Sometimes there’s no harm in giving a bit of credit, even when local rivals are involved. Just listened to the interviews on the radio with both Holloway and the Palace chairman. Both were open, clearly honest, and communicating fairly to their fans the reasons for the departure of a manager. Whatever the ins and out, and whatever happens next (on both fronts others are far better placed than me to comment), they both emerge with credit, with a willingness to talk to the media about a difficult affair, with no side to what they said, obvious regret from both parties that things haven’t worked out the way they hoped, and presumably a parting of the ways with good wishes all round.
Even though we understandably want to turn over Millwall when we play them, and feel that something’s wrong with the world if we are below them in the league, I couldn’t help thinking through recent years that in Jackett they had a good, level-headed manager doing a decent job (which is in no way any comment on the guy in charge now; on that front I have no idea). Palace will no doubt regroup and even if they do come back down will obviously have the resources in the short term to stand a fair chance of going back up.
OK, the (relative) goodwill will come to a quick end if there’s any suggestion that Palace might come knocking on Sir Chris’ door. I can’t say who would suit them, but can’t help thinking that one suitable candidate would be Curbishley, if he is looking to get back into the swing of things. The job itself would presumably involve a ‘no lose’ situation as far as this season is concerned (ie if they get relegated the guy stays, unless it’s a deal framed deliberately to tempt someone for just the rest of this season) and Curbs obviously has experience of keeping sides in the Premiership and of rebounding from the Championship after relegation. Might stick in the throat, but if he wants a job I wouldn’t blame him for sending in the application (although just how I’d feel if he led out a Palace team at The Valley would have to remain an open question; West Ham was another matter).
Closer to home, I couldn’t help noticing on the club site the piece about the ‘Addicks Place stones’ in front of The Valley having had a “full professional clean”. On the assumption that this has extended to the older bricks, that is welcome news and here too some credit where it’s due. It seems there were discussions with supporters over the appearance of the plot and if suggestions have been acted on so much the better. I will try to take a look at my brick on Sunday (assuming we leave the pub in time).

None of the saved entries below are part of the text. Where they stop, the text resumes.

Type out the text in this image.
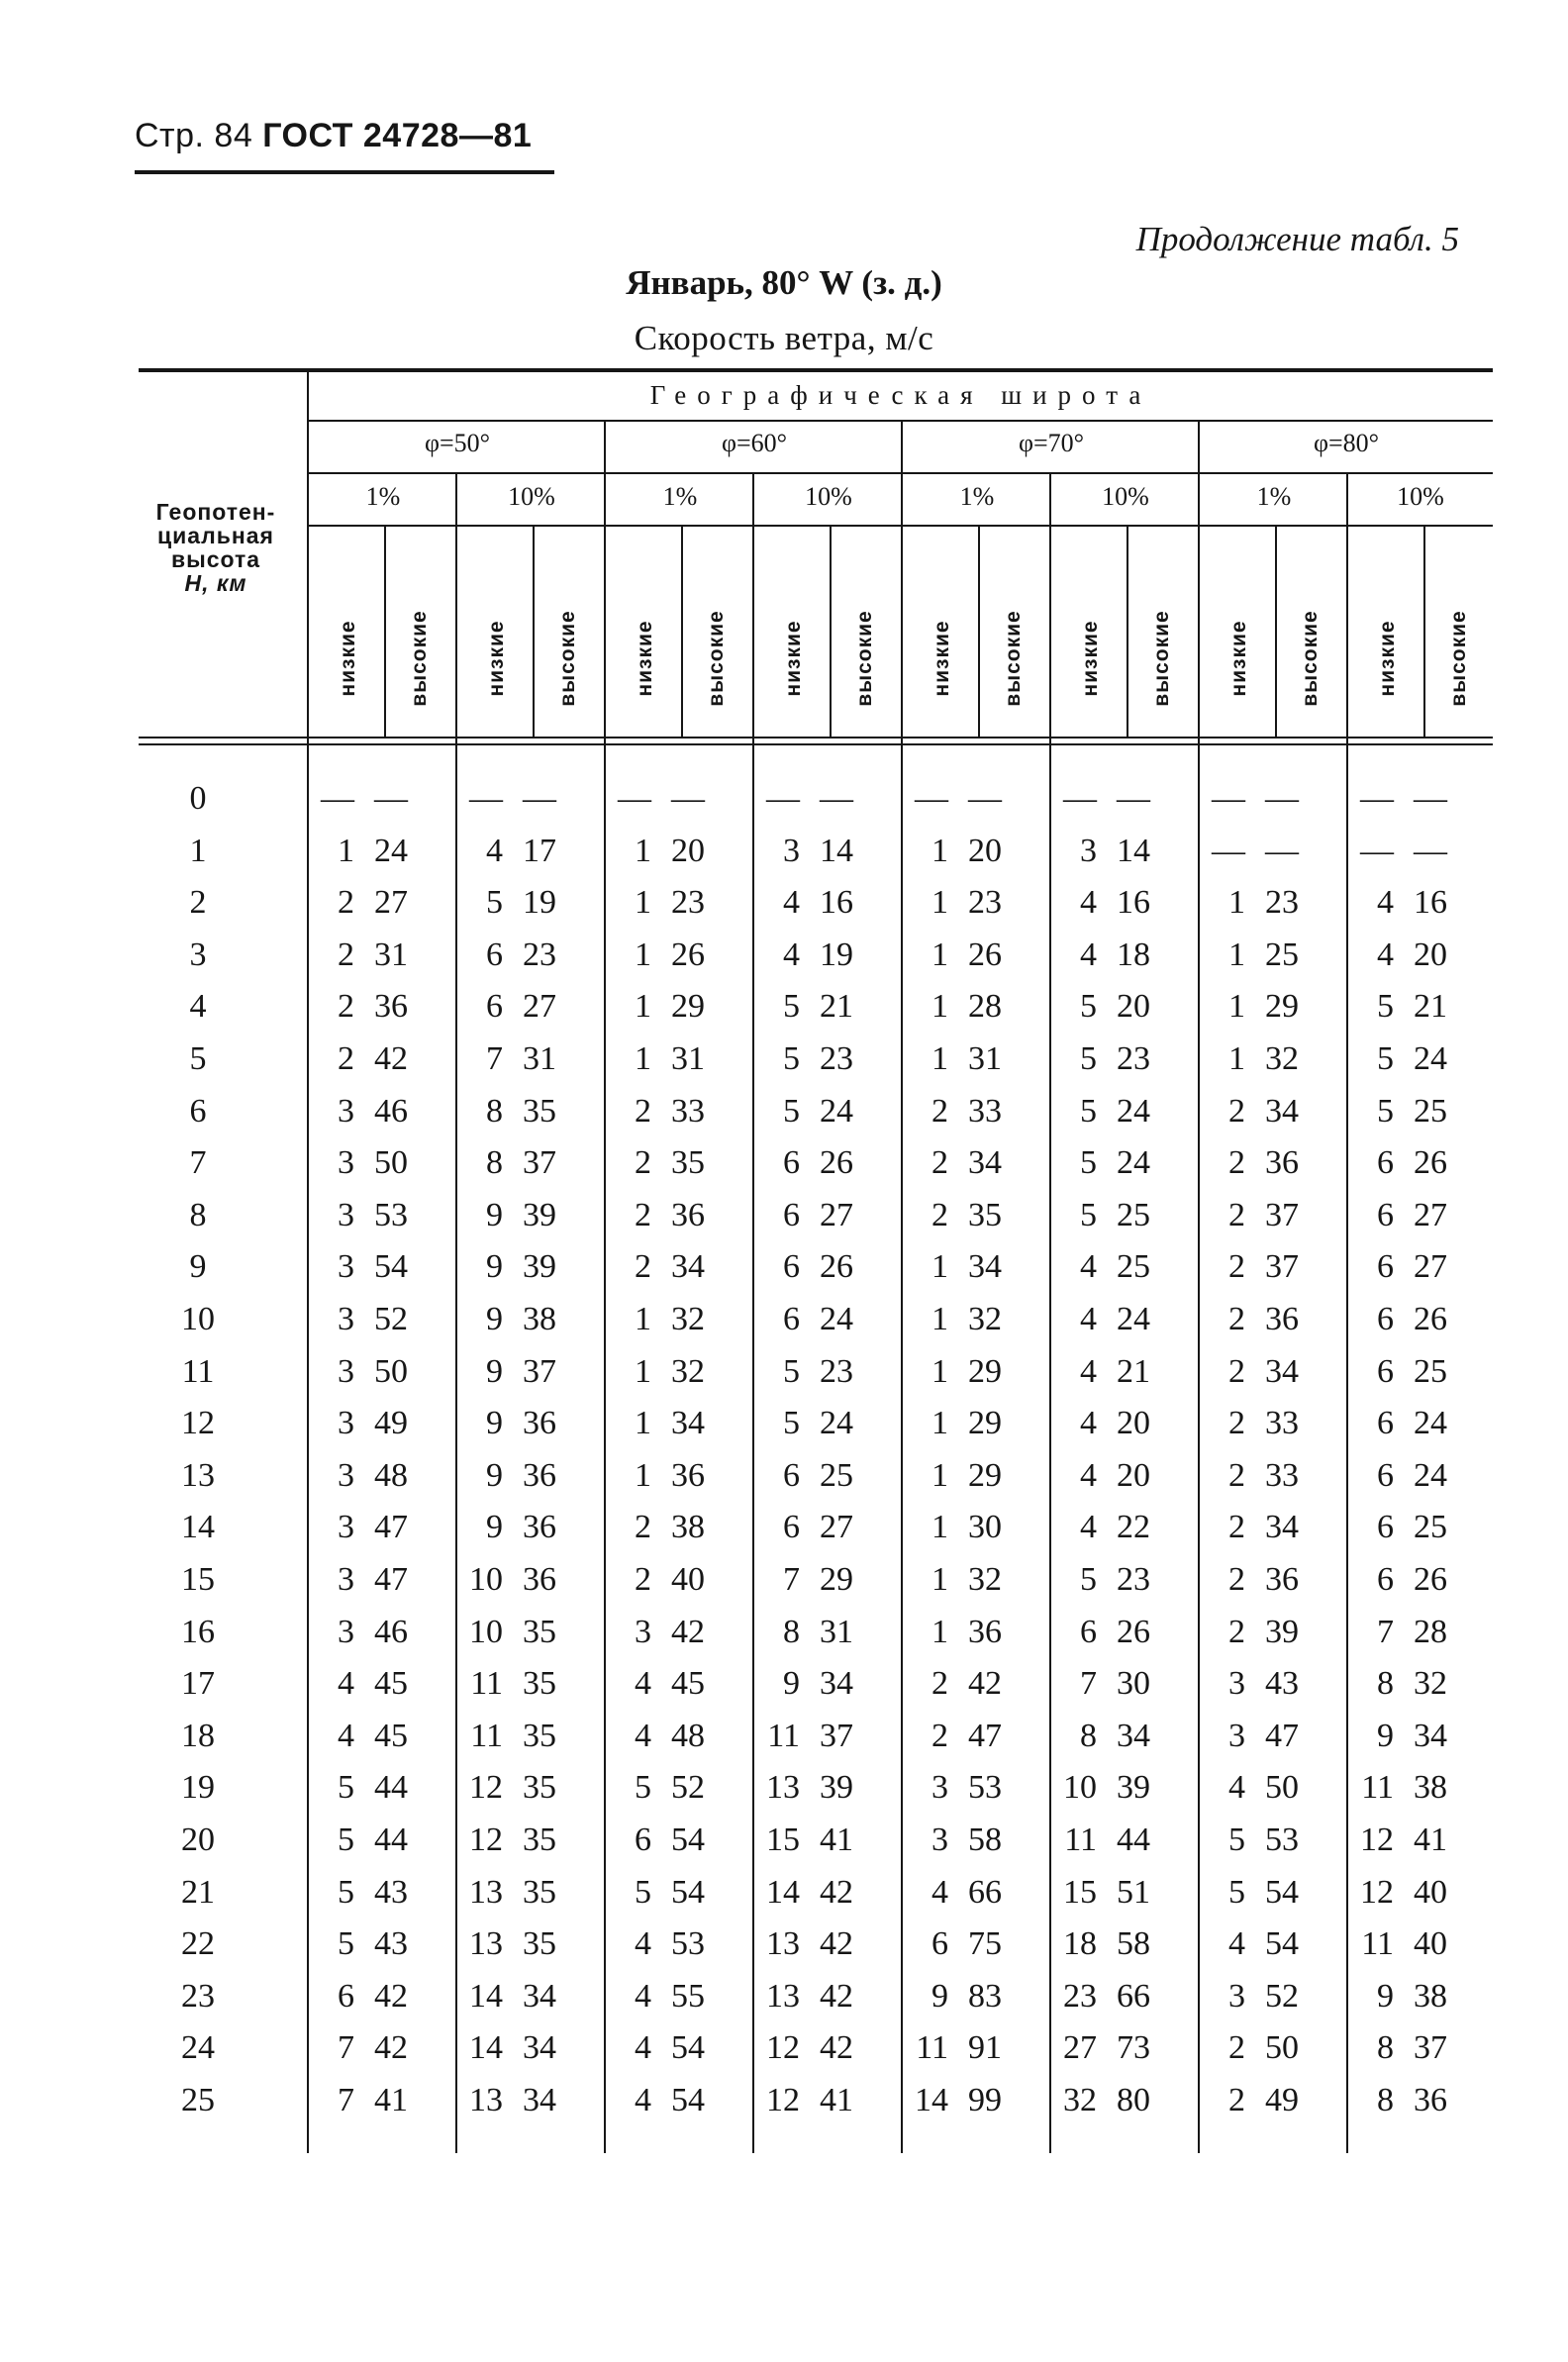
Стр. 84 ГОСТ 24728—81
Продолжение табл. 5
Январь, 80° W (з. д.)
Скорость ветра, м/с
Геопотен-
циальная
высота
H, км
Географическая широта
φ=50°	φ=60°	φ=70°	φ=80°
1%	10%	1%	10%	1%	10%	1%	10%
низкие высокие	низкие высокие	низкие высокие	низкие высокие	низкие высокие	низкие высокие	низкие высокие	низкие высокие
0	— —	— —	— —	— —	— —	— —	— —	— —
1	1 24	4 17	1 20	3 14	1 20	3 14	— —	— —
2	2 27	5 19	1 23	4 16	1 23	4 16	1 23	4 16
3	2 31	6 23	1 26	4 19	1 26	4 18	1 25	4 20
4	2 36	6 27	1 29	5 21	1 28	5 20	1 29	5 21
5	2 42	7 31	1 31	5 23	1 31	5 23	1 32	5 24
6	3 46	8 35	2 33	5 24	2 33	5 24	2 34	5 25
7	3 50	8 37	2 35	6 26	2 34	5 24	2 36	6 26
8	3 53	9 39	2 36	6 27	2 35	5 25	2 37	6 27
9	3 54	9 39	2 34	6 26	1 34	4 25	2 37	6 27
10	3 52	9 38	1 32	6 24	1 32	4 24	2 36	6 26
11	3 50	9 37	1 32	5 23	1 29	4 21	2 34	6 25
12	3 49	9 36	1 34	5 24	1 29	4 20	2 33	6 24
13	3 48	9 36	1 36	6 25	1 29	4 20	2 33	6 24
14	3 47	9 36	2 38	6 27	1 30	4 22	2 34	6 25
15	3 47	10 36	2 40	7 29	1 32	5 23	2 36	6 26
16	3 46	10 35	3 42	8 31	1 36	6 26	2 39	7 28
17	4 45	11 35	4 45	9 34	2 42	7 30	3 43	8 32
18	4 45	11 35	4 48	11 37	2 47	8 34	3 47	9 34
19	5 44	12 35	5 52	13 39	3 53	10 39	4 50	11 38
20	5 44	12 35	6 54	15 41	3 58	11 44	5 53	12 41
21	5 43	13 35	5 54	14 42	4 66	15 51	5 54	12 40
22	5 43	13 35	4 53	13 42	6 75	18 58	4 54	11 40
23	6 42	14 34	4 55	13 42	9 83	23 66	3 52	9 38
24	7 42	14 34	4 54	12 42	11 91	27 73	2 50	8 37
25	7 41	13 34	4 54	12 41	14 99	32 80	2 49	8 36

Of course we wish Wigan well in their European match tomorrow night. But it would be unreasonable of them to hope for anything other than a very tiring victory, including the possibility of a few post-match niggles for key players. Goodwill does after all only extend so far. Don’t know who draws up the fixture list for the Europa League, but if it had been me they would have been travelling to Rubin Kazan this week rather than the other way around.
As for last weekend, there were five requirements for me to have the perfect Saturday in Lyon. Well, the car worked OK, the corkscrew didn’t break, and after a fashion my partner Suzanne managed to work her new oven (I thought I was bad when it comes to having to read instruction manuals but she does take the biscuit). Three out of three became four out of four with our glorious victory. Believe me, there was a corner of Lyon where glasses were raised in tribute.
However, nobody likes perfection and perhaps predictably Lyon Duchere did not play their part to make it a clean sweep. They will have felt confident of beating mid-table Jura Sud and started the game well enough, generally dictating the play and looking threatening. But after a couple of efforts didn’t find the net Duchere were caught cold when their defence and goalkeeper hesitated and allowed in a Jura guy to score midway through the first half. No matter, plenty of time left – and indeed Duchere evened things up just a few minutes later as their nippy winger cut in and shot fiercely past their keeper at his near post. At that stage perhaps a little complacency set in as Duchere failed to use the equaliser as a springboard. Instead before the break they dawdled on the ball in midfield and Jura sprang forward well with numbers, played in their guy who rounded the keeper and scored.
At half-time the talk among the crowd (which must have numbered a little short of 200, including a carload who had clearly made the short trip from Jura) was that the Duchere manager might deliver a few choice words. Whatever was said didn’t have the desired effect as Duchere became increasingly frustrated at their inability to break down a team happy to keep their shape behind the ball and able to threaten far more on the break. Conditions weren’t easy as through Saturday it seemed the Mistral had made its appearance, but Duchere ended up failing to create a decent chance in the second half and can have no complaints about the result.
So be it. If I had to choose one of the five not to come off I guess I could have lived with the corkscrew breaking (provided this happened when the supermarket was still open), but other than that sorry Duchere but if pushed it had to be you.